10. Le moyen tiré de la méconnaissance des stipulations de l’article 8 de la convention européenne de sauvegarde des droits de l’homme et des libertés fondamentales est inopérant à l’encontre de la décision désignant le pays à destination duquel Mme A pourra être renvoyée.
Sur l’interdiction de retour :
11. Aux termes de l’article L. 612-8 du code de l’entrée et du séjour des étrangers et du droit d’asile : « Lorsque l’étranger n’est pas dans une situation mentionnée aux articles L. 612-6 et L. 612-7, l’autorité administrative peut assortir la décision portant obligation de quitter le territoire français d’une interdiction de retour sur le territoire français. / Les effets de cette interdiction cessent à l’expiration d’une durée, fixée par l’autorité administrative, qui ne peut excéder cinq ans à compter de l’exécution de l’obligation de quitter le territoire français. ». Aux termes de l’article L. 612-10 du même code : « Pour fixer la durée des interdictions de retour mentionnées aux articles L. 612-6 et L. 612-7, l’autorité administrative tient compte de la durée de présence de l’étranger sur le territoire français, de la nature et de l’ancienneté de ses liens avec la France, de la circonstance qu’il a déjà fait l’objet ou non d’une mesure d’éloignement et de la menace pour l’ordre public que représente sa présence sur le territoire français. / Il en est de même pour l’édiction et la durée de l’interdiction de retour mentionnée à l’article L. 612-8 ainsi que pour la prolongation de l’interdiction de retour prévue à l’article L. 612-11 ».

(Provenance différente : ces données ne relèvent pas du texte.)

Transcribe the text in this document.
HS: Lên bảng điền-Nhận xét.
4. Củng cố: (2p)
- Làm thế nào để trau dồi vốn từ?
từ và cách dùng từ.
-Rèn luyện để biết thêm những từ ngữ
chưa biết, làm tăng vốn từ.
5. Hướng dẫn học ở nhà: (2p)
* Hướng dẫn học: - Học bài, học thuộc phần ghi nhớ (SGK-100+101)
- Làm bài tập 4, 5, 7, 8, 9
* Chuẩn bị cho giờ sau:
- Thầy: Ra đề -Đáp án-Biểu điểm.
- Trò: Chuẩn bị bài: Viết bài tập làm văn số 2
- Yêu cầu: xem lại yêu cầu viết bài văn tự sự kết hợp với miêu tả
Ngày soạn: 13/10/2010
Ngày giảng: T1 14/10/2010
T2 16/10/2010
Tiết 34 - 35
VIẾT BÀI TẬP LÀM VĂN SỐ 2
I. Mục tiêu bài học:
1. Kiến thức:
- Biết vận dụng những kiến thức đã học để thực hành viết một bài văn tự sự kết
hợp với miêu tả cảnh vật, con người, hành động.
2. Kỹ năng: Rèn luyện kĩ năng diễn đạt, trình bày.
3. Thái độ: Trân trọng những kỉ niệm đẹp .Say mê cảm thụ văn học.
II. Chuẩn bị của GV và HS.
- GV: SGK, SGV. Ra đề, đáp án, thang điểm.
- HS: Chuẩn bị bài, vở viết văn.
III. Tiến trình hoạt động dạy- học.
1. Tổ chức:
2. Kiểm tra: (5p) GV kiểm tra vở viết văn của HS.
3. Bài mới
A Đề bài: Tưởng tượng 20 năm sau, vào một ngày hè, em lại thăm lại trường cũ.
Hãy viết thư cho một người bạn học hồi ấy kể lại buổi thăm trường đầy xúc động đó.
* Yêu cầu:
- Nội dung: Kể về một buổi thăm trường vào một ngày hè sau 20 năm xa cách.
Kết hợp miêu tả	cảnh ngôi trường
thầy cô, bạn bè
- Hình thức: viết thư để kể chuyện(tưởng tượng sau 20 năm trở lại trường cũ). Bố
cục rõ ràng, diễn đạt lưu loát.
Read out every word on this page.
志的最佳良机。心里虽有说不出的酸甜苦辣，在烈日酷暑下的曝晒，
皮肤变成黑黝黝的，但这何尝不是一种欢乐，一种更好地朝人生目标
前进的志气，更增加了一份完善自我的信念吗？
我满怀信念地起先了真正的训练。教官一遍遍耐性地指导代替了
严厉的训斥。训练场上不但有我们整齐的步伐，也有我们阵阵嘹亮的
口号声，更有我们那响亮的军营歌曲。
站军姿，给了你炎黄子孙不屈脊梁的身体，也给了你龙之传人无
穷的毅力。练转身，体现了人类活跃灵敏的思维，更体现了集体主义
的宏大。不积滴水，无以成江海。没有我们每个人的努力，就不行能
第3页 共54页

12. Eu égard aux circonstances exposées au point 6, le préfet a pu interdire à Mme A de revenir sur le territoire français pendant une durée d’un an sans méconnaître les dispositions des articles L. 612-8 et L. 612-10 du code de l’entrée et du séjour des étrangers et du droit d’asile ni entacher cette décision d’une erreur d’appréciation.
.
13. Il résulte de tout ce qui précède que les conclusions à fin d’annulation présentées par Mme A doivent être rejetées ainsi que, par voie des conséquences, ses conclusions aux fins d’injonction. Il en est de même de ses conclusions tendant à l’application de l’article L. 761-1 du code de justice administrative dès lors que l’Etat n’est pas la partie perdante dans la présente instance.
D E C I D E :
Article 1er : La requête de Mme A est rejetée.
Article 2 : Le présent jugement sera notifié à Mme C A, à Me Blanc et à la préfète de la Haute-Savoie.
Délibéré après l’audience du 13 mai 2025, à laquelle siégeaient :
M. Pfauwadel, président,
Mme E et Mme D, assesseures.
Rendu public par mise à disposition au greffe le 16 septembre 2025.
Le président, rapporteur,
T. PFAUWADEL
L’assesseure la plus ancienne
dans l’ordre du tableau,
F. E
Le greffier,
M. B
La République mande et ordonne à la préfète de la Haute-Savoie en ce qui la concerne et à tous commissaires de justice à ce requis en ce qui concerne les voies de droit commun, contre les parties privées, de pourvoir à l’exécution de la présente décision.